The lost art of courtesy

Recovered from the Wayback Machine.

Along with our respect for freedom and our sense of humor and perspective, seems we’ve lost something else in this modern age of connectivity – our courtesy. And in its void, we’ve replaced it with various guises of non-courtesy masquerading as courtesy.

For instance, there’s the lost courtesy of the client who filled up so much of my time just before I moved that I had to hire help to finish.

Or the phantom courtesy of those who request help or information and who chat away, chat away, only to fall silent when their needs are met.

One of my favorites is the A-list courtesy demonstrated by the person who doesn’t respond to a personal email, not because they don’t have time, but because they don’t deem the email to be important enough.

Token courtesy is asking someone how they are and not really wanting to hear the answer; or expressing sympathy or compassion or caring, not because they’re genuine emotions but because there’s little cost to saying the words over the Internet.

How about the anonymous courtesy of the anonymous commenter. Weblog graffiti. At least the street artists have skill.

Artificial courtesy: the weblog posting, comment, or little note that gleefully points out flaw after flaw, ignoring the possibility that amidst the mud and the dirt and the garbage is a tiny perfect gem – a lovely phrase, a clean sentence, and genuine sincerity.

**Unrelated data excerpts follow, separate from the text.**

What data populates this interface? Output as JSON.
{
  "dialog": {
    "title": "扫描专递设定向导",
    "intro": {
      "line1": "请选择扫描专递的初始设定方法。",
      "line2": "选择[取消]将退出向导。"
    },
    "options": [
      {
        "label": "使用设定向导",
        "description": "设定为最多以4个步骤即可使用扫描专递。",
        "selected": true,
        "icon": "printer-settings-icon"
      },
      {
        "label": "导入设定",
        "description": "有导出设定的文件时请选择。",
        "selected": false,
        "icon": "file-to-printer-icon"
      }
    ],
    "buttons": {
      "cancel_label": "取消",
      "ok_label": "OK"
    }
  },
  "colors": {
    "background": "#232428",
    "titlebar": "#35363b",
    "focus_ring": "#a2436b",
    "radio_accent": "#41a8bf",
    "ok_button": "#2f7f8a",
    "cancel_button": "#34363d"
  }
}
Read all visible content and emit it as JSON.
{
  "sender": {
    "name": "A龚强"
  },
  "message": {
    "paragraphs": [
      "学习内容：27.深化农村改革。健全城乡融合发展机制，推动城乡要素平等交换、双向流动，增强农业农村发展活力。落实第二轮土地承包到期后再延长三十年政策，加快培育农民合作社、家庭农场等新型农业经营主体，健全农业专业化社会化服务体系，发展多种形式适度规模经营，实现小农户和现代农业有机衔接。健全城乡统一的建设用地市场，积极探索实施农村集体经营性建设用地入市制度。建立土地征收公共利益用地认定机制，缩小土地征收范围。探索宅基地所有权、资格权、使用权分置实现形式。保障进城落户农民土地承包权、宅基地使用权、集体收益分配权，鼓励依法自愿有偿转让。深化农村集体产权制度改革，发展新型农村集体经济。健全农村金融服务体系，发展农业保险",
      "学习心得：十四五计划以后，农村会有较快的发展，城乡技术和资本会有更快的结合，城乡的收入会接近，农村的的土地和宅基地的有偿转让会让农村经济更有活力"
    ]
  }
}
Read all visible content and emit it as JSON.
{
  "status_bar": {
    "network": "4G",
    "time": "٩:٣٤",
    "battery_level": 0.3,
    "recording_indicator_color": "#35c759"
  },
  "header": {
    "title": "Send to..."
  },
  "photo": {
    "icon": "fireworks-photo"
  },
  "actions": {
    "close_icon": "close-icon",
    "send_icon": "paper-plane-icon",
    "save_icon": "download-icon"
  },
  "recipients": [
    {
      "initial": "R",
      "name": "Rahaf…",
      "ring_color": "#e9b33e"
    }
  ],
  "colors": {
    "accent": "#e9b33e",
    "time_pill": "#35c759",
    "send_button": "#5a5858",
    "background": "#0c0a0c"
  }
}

Finally, in this list of non-courtesies, there’s the null space courtesy:

I’m one of the luckier webloggers who has decent readers who usually stop, and take a moment to drop a comment or two. And I love them to pieces when they do. However, I go to weblog after weblog, and see the infamous zip, zero, nada comment count because those who read, appreciate, and run don’t have the courtesy to take a moment and drop a line. And yes, that’s me in this bunch because I’m just as discourteous as the rest.